Wabash was cut off by a quick silent signal from Sgt Barker, his raised fist was followed by orders to look forward.  Training and field experience kicking in, Wabash scrambled up a bit to get a better view, and engaged his tactical hud’s zoom.  In seconds, the urban-ruin landscape in front of the squad came rushing closer to his eyes, and blurry phantom images generated by his heartbeat and naturally unsteadiness of his head started to be scrubbed out by the built in steady-cam software.  A moment later, a stable and clear, if not slightly pixilated image formed in his headset.

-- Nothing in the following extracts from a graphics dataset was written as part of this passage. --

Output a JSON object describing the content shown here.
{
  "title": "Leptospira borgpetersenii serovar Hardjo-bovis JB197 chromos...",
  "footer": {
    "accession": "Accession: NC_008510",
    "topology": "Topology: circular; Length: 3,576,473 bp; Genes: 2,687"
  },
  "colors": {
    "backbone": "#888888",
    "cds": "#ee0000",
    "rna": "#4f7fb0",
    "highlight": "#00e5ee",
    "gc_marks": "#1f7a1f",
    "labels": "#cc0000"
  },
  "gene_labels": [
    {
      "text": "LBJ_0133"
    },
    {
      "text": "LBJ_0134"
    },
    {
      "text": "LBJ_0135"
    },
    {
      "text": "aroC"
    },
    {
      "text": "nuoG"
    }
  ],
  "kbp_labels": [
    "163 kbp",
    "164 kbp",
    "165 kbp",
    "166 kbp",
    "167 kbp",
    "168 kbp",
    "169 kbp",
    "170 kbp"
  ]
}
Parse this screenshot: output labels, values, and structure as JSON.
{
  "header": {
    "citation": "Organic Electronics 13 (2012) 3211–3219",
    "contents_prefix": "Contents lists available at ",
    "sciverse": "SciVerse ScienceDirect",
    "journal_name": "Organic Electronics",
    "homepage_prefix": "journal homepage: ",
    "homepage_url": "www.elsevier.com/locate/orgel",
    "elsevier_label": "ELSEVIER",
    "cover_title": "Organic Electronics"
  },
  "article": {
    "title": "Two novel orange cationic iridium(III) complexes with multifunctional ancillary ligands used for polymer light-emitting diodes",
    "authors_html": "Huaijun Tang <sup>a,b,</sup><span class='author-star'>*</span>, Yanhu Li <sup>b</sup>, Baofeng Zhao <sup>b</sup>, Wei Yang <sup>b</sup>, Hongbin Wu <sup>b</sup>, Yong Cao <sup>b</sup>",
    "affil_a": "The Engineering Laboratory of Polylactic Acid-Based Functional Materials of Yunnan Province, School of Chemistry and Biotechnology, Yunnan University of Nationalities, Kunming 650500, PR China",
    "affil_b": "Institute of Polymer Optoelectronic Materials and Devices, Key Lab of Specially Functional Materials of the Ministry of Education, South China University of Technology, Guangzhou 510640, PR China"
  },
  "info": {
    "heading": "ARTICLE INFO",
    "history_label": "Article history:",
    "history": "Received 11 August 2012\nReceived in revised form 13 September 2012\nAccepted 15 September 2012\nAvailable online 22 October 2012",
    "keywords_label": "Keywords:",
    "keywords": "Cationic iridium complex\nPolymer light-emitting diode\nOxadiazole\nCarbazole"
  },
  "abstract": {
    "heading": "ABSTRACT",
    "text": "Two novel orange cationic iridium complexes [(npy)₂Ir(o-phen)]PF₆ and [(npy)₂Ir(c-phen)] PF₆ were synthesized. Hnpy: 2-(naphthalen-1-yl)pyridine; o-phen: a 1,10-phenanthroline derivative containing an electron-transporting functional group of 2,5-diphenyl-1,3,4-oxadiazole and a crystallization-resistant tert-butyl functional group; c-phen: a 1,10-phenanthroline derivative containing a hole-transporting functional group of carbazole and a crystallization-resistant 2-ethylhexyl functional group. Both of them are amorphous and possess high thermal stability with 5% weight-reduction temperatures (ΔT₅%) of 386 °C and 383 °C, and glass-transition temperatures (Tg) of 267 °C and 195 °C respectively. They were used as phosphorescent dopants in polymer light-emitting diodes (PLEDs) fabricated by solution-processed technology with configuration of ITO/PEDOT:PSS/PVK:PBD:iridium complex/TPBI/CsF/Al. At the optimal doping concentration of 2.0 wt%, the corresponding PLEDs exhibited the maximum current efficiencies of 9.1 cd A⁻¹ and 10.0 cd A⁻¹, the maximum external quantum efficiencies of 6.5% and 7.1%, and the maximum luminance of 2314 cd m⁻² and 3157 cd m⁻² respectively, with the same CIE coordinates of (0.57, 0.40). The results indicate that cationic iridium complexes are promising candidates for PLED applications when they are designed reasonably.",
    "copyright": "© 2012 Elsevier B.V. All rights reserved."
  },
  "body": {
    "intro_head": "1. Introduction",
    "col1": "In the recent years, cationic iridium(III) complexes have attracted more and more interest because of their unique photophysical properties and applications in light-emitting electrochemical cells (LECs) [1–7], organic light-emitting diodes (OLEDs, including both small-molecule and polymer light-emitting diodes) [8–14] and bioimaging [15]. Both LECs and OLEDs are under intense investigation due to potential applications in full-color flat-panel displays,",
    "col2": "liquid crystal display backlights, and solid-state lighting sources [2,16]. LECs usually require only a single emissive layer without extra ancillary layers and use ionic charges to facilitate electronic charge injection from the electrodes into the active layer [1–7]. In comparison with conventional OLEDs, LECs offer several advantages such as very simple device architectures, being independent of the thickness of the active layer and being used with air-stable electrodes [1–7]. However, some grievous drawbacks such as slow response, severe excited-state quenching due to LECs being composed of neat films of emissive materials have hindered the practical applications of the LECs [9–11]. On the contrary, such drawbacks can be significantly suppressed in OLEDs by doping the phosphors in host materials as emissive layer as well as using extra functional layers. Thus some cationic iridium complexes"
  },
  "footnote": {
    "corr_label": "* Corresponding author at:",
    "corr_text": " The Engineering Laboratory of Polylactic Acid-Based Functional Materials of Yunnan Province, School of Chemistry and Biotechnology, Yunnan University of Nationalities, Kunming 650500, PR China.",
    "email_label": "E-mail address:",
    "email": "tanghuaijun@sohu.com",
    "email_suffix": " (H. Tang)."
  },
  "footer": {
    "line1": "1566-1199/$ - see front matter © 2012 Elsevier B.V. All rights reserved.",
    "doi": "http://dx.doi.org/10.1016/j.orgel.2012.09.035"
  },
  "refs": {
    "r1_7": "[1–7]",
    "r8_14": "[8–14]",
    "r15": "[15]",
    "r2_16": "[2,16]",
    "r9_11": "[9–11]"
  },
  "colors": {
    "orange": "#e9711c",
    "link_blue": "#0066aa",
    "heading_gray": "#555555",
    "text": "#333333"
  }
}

As soon as the image had mostly stabilized, data-tags began popping up all across the image.  The live real-world search engine picked through and identified each item that it could, making reconstructions of partially visible items with a 95% accuracy rating.  In less than twenty milliseconds per article, everything Wabash was viewing was analyzed, categorized, cataloged, uploaded to the server, and placed in the world search-map.  Nothing immediately grabbed either Wabash’s attention or tripped any filters in the headset.
“Where?” he grunted to the sergeant, still intently scanning up ahead.
“Two blocks up,” Barker made a sweeping motion forward with two fingers followed by a leftward flick of his wrist, three fingers extended.  “Third building from the right.”
Quickly shifting his focus as directed, Wabash began the automated process of tagging everything visible through the gaping holes in the exterior walls.  An internationally available readymade loveseat found throughout the free world, a coffee table from the same brand, a framed lithograph of a 1930’s Parisian film poster – definitely a middle class home, nice but only on the surface.  After several passes over the entire three-story structure and nothing catching his attention, Wabash glanced over to the sergeant.
                Barker’s eyes were still intently buried in his binoculars, his body perfectly still, but tensioned like a spring waiting to release.  Years of his life had been spent in situations exactly like this one, some far away foreign town over run by junk mechs hacked together from spare parts.  It really didn’t matter how many of these things he put down, the easy-to-come-by digital plans for them were everywhere online, and the integrated real-world search features built into each handheld computer meant that replacement and substitute parts could be found in a matter of seconds.  That is, if you didn’t have your own multi-medium 3D printer.
                With one of those and the right raw materials, you could knock out a hundred combat drones a day, complete with a weapons package that was on par with the latest RDECOM tech.  Hell, sometimes it seemed like before the Army could field its newest top-secret toy, the black-hats would already have completed the next generation.  The boots on the ground might have given the “junk mech” nickname to these Frankenstein machines, but the truth was, they were often more advanced then the next generation war-fighters the Pentagon was just starting to dream up.